Grimm, Arpaio and Blankenship are all underdogs in their races. Moore lost after a large chunk of GOP voters abandoned him. Greitens is facing plenty of pressure from his fellow Republicans to step down. Gianforte may have a real race partly because of his past violence. But this phenomena of politicians behaving badly blaming the government and the media — while retaining cachet within their party — shows how Trump’s attacks on law enforcement have bled into the GOP base’s consciousness. It’s left plenty of right-wing media consumers just as skeptical of law enforcement as they long have been of other parts of government — distrust that has been built by years of right-wing faux and overblown scandals, from the IRS to Benghazi to Fast & Furious. And candidates who would have had zero chance of even winning a primary in past years see an opening.

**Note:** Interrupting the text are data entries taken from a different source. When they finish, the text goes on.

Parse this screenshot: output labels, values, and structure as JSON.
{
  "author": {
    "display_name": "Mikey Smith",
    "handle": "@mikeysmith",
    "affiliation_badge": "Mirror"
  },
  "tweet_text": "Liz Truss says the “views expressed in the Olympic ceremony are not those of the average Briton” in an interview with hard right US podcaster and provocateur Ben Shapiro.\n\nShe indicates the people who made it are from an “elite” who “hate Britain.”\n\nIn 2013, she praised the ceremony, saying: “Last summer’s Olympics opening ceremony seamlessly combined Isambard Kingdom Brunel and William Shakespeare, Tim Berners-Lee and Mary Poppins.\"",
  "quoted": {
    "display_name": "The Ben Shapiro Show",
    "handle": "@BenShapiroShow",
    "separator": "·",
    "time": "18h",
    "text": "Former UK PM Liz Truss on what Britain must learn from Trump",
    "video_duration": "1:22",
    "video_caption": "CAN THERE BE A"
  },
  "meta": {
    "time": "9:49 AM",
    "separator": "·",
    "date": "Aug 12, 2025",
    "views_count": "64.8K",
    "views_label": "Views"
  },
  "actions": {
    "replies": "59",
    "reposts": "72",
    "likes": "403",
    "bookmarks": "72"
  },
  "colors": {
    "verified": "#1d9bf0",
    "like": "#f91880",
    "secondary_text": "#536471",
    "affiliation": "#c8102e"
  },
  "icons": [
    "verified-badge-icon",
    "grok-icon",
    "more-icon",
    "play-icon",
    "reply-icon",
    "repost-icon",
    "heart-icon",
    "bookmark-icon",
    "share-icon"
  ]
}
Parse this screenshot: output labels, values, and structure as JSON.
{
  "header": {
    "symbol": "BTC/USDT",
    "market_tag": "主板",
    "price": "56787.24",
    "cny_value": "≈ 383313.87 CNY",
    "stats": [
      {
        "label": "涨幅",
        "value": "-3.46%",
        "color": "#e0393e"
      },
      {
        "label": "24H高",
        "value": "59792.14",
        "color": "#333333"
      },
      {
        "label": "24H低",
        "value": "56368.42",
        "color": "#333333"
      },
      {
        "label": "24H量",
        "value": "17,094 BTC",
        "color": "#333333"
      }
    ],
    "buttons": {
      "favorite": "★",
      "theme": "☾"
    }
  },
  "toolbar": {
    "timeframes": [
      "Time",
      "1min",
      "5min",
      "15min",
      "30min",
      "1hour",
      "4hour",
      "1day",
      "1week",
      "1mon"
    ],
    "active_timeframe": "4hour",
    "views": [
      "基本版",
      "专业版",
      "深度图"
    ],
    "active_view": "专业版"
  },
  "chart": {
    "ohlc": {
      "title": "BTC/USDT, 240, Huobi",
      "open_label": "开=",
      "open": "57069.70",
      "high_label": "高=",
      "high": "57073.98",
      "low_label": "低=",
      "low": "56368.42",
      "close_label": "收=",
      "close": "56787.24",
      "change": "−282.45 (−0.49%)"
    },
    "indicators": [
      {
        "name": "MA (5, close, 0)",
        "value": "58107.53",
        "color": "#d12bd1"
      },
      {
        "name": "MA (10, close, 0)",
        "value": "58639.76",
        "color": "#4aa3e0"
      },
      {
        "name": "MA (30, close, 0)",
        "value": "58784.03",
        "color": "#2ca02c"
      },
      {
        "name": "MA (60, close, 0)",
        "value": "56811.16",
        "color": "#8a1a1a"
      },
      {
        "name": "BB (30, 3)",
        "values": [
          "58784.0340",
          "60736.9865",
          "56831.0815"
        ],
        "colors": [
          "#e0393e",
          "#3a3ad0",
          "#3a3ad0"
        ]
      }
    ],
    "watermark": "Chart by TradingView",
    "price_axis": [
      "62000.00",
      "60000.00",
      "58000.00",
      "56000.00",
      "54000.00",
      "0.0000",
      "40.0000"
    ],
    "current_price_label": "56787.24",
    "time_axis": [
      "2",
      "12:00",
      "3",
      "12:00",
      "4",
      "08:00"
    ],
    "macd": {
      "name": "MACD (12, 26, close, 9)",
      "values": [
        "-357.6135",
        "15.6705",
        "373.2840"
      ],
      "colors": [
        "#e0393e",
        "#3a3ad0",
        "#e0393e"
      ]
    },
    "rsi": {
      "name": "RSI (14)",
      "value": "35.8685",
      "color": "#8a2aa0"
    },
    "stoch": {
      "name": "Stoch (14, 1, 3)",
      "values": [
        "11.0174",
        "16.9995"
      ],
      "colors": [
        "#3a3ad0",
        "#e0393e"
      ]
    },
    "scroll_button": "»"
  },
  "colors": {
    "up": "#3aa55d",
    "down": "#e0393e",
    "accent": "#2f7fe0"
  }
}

Republicans don’t have a monopoly on candidates blaming conspiracies for their legal troubles — or even on blaming Obama. When the Justice Department indicted Sen. Bob Menendez (D-NJ) on corruption charges, he and his allies suggested that it was payback for his refusal to support the administration’s positions on Cuba and Iran. Hillary Clinton had plenty of her own complaints about how the DOJ handled its investigation of her use of a private email server, some more valid than others. And during Rep. Jim Traficant’s (D-OH) legal scandal two decades ago, he vowed to expose the FBI for corruption. Others have had success attacking their investigators — Oliver North almost became senator years ago after being a central player in Iran-contra by doing the same.

And this is far from the first time a raft of unelectable GOP candidates has made real noise in primaries. But in the past, their problem was usually ideology, not illegality. In the Trump era, that’s changed.

Sen. Jeff Flake (R-AZ) admitted he was concerned about that chunk of the party base that wouldn’t even accept legal verdicts as settled fact, but argued “gratefully I think it’s pretty small” in terms of the overall GOP electorate.

But he warned that those candidates becoming the nominee would be deeply damaging.

Usually, it works itself out in the primary,” he said. “But when a Roy Moore gets nominated, we see what happens.”